El juez juzgado

Roberto Blanco Valdés
Roberto L. Blanco Valdés EL OJO PÚBLICO

OPINIÓN

10 feb 2012 . Actualizado a las 07:00 h.

E l juez Garzón ha tenido tanto protagonismo en nuestra vida política durante las dos últimas décadas que era inevitable que una causa contra él acabara dividiendo de forma radical a la opinión pública española: los que están en su contra y los que están a su favor.

Y sin embargo, más allá de la persona de Garzón, el caso que ayer sentenció el Tribunal Supremo afecta a una cuestión trascendental para el ejercicio del derecho a la defensa que todos tenemos garantizado por la Constitución y por las leyes.

Cuando Garzón ordenó grabar las conversaciones entre los procesados en el caso Gürtel y sus abogados defensores tomó una opción muy arriesgada, que luego, formulada ya causa contra él y abierto juicio oral, habría de justificar con dos argumentos diferentes y en cierto sentido contradictorios entre sí: que su intención no era grabar a los letrados sino a los acusados; y que algunos de los primeros desempeñaban «un papel clave en el mecanismo de blanqueo de dinero de la trama».

El Tribunal Supremo debía, pues, resolver, entre otras cosas, estas dos: si existían motivos que justificasen grabar a los abogados; y si de la naturaleza del delito se derivaban razones fundadas para interceptar las comunicaciones entre aquellos y sus patrocinados.

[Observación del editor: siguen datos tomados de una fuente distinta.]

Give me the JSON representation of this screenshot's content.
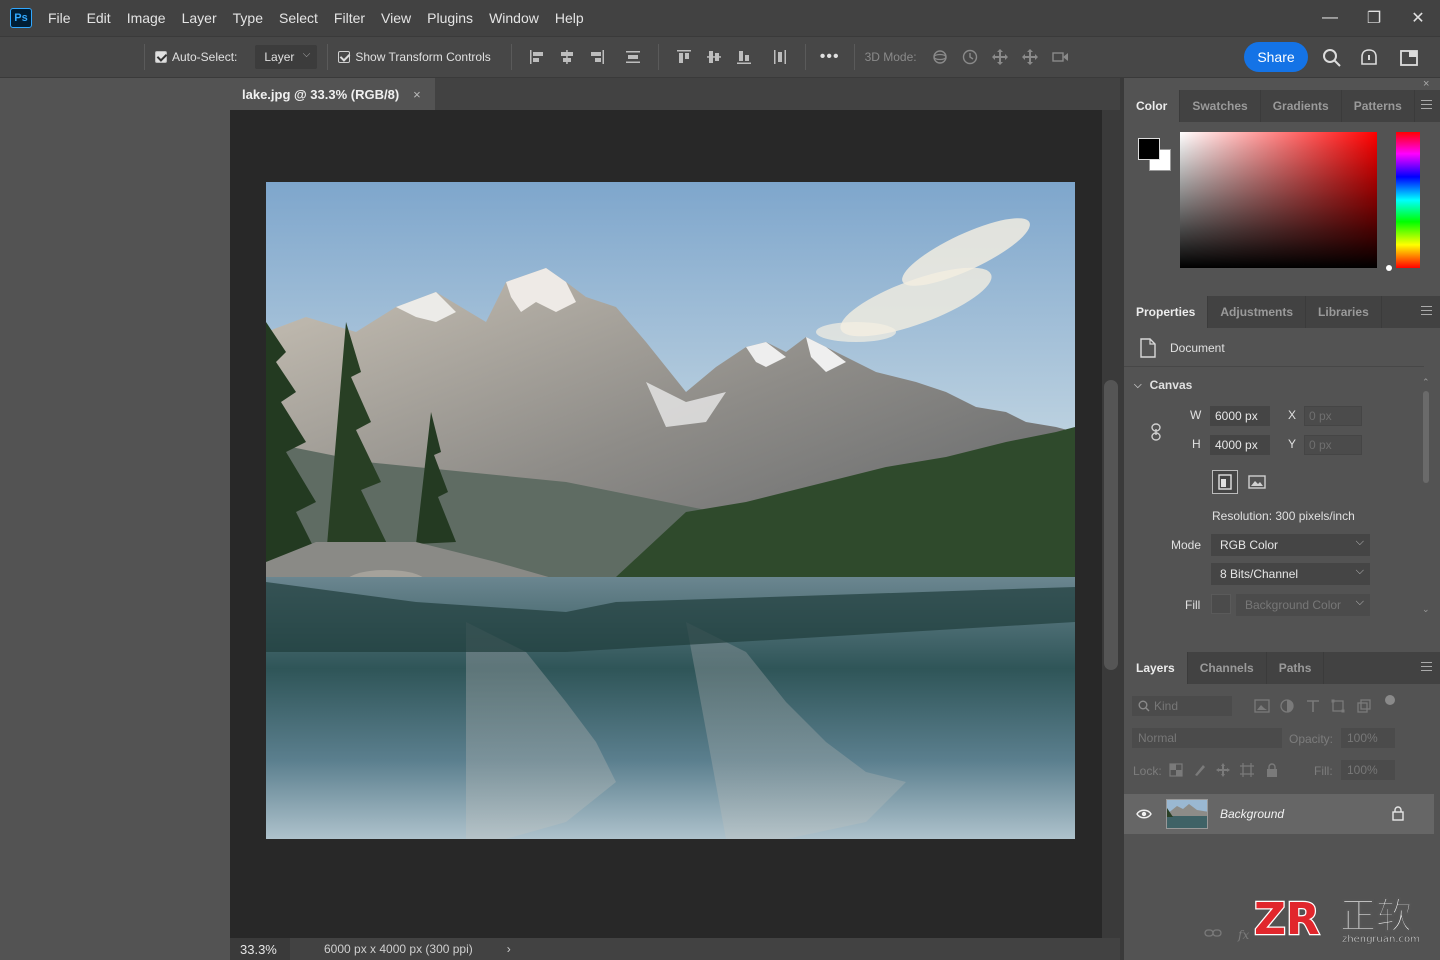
{
  "app": {
    "logo": "Ps"
  },
  "menu": [
    "File",
    "Edit",
    "Image",
    "Layer",
    "Type",
    "Select",
    "Filter",
    "View",
    "Plugins",
    "Window",
    "Help"
  ],
  "window_controls": {
    "minimize": "—",
    "maximize": "❐",
    "close": "✕"
  },
  "options_bar": {
    "auto_select_label": "Auto-Select:",
    "auto_select_checked": true,
    "layer_select_value": "Layer",
    "show_transform_label": "Show Transform Controls",
    "show_transform_checked": true,
    "more_label": "•••",
    "mode_3d_label": "3D Mode:",
    "share_label": "Share",
    "accent_color": "#1473e6"
  },
  "document": {
    "tab_title": "lake.jpg @ 33.3% (RGB/8)",
    "tab_close": "×",
    "zoom": "33.3%",
    "info": "6000 px x 4000 px (300 ppi)",
    "status_arrow": "›"
  },
  "panel_close": "×",
  "color_panel": {
    "tabs": [
      "Color",
      "Swatches",
      "Gradients",
      "Patterns"
    ],
    "active_tab": "Color",
    "foreground": "#000000",
    "background": "#ffffff",
    "hue_color": "#ff0000"
  },
  "properties_panel": {
    "tabs": [
      "Properties",
      "Adjustments",
      "Libraries"
    ],
    "active_tab": "Properties",
    "document_label": "Document",
    "canvas_section": "Canvas",
    "w_label": "W",
    "w_value": "6000 px",
    "h_label": "H",
    "h_value": "4000 px",
    "x_label": "X",
    "x_placeholder": "0 px",
    "y_label": "Y",
    "y_placeholder": "0 px",
    "resolution": "Resolution: 300 pixels/inch",
    "mode_label": "Mode",
    "mode_value": "RGB Color",
    "bits_value": "8 Bits/Channel",
    "fill_label": "Fill",
    "fill_value": "Background Color"
  },
  "layers_panel": {
    "tabs": [
      "Layers",
      "Channels",
      "Paths"
    ],
    "active_tab": "Layers",
    "kind_label": "Kind",
    "blend_mode": "Normal",
    "opacity_label": "Opacity:",
    "opacity_value": "100%",
    "lock_label": "Lock:",
    "fill_label": "Fill:",
    "fill_value": "100%",
    "layers": [
      {
        "name": "Background",
        "visible": true,
        "locked": true
      }
    ],
    "footer_icons": [
      "link-icon",
      "fx-icon"
    ],
    "fx_label": "fx"
  },
  "watermark": {
    "logo": "ZR",
    "cn_text": "正软",
    "url": "zhengruan.com"
  }
}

El alto tribunal negó ayer, por unanimidad y tajantemente, ambos supuestos. En cuanto al primero, afirma que la interceptación era del todo improcedente «sin disponer de ningún dato que pudiera indicar mínimamente, en una valoración razonable, que la condición de letrado y el ejercicio del derecho de defensa se estaban utilizando como coartada para la comisión de nuevos delitos». Sobre el segundo supuesto sostiene el Supremo que no es posible limitar el derecho a la defensa «exclusivamente con base en la gravedad del delito investigado y en los indicios existentes contra el [acusado], que son precisamente los que determinan su permanencia en prisión provisional». De aceptarse la tesis de Garzón, añade el tribunal, bastaría «para justificar la supresión de la confidencialidad en las comunicaciones del imputado con su letrado defensor con basar la prisión provisional en evitar el riesgo de que el imputado cometa otros hechos delictivos», lo que supondría, a la postre, «una destrucción generalizada del derecho a la defensa».

Como jurista no puedo estar más de acuerdo con la doctrina del Supremo, evidente en un Estado de derecho, por más que tenga dudas de que el delito cometido por Garzón justifique la dureza de una condena que supone, de hecho, expulsarlo de la carrera judicial.

Pero ya sé que la mía es una posición extraña en una sociedad que ha decidido que hay que estar contra Garzón o con Garzón, sin más matices ni más consideraciones que las lealtades periodísticas o las banderías de partido. Una desgracia.